Staff at the Bok Tower Gardens in Florida recently carried out a successful pilot project for the conservation of an endangered species endemic to Florida: Conradina glabra, a woody sub-shrub belonging to the mint family. The foliage is similar to rosemary and the plant's flowers are a pale lavender shade.

In the wild it existed on only

two sites, both owned by a paper company which harvests pine pulp-wood on them. There was no legal requirement for the owner to protect the plant in its native habitat. Population growth, land development and agriculture have had a devastating effect on Florida's wild flowers and many rare species now hang on in isolated groups in parking lots and urban wastelands.

Staff from the botanic garden took tip cuttings from the few specimens of conradina left among the chewed-up pines, and grew them on at the garden. Then, taking cuttings from cuttings, they built up a collection of 1,300 plants to reintroduce to the wild.

The conradina was lucky, in that adjoining the paper company's land was the Nature Conservancy's Apalachicola Bluffs and Ravines Preserve.
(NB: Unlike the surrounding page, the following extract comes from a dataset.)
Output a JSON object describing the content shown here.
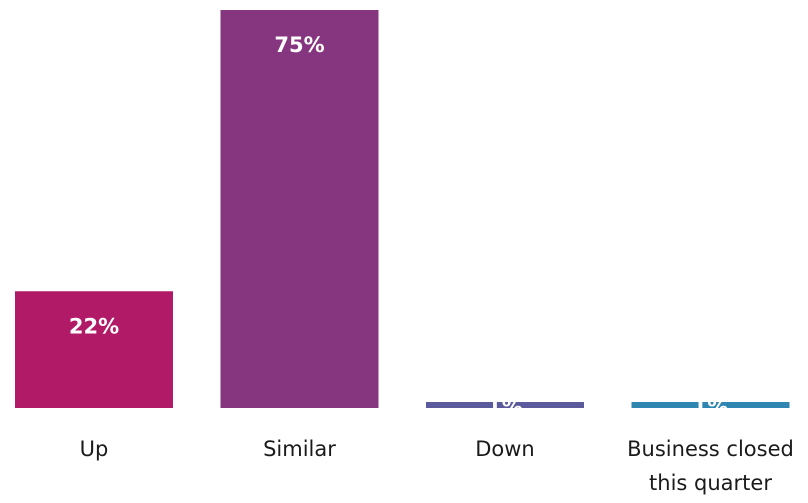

The plants that had originally provided the cuttings grew only two miles away. Soil, drainage, rainfall, neighbouring plants and visiting animals would be pretty much what they were used to. Winter freezes, summer fires - often the keys that unlock dormancy in seeds - would occur with much the same frequency.

Blackberry and species of vine were the conradina's chief problem. Both grew quicker than it did. But there was rain soon after they were planted out, which helped them, and one year after the mass transplant 95 per cent of the plants were still alive. Although the real victory will not be won until the plants start self- seeding in their new home, this sounds like a success story. Only another 24,999 to go.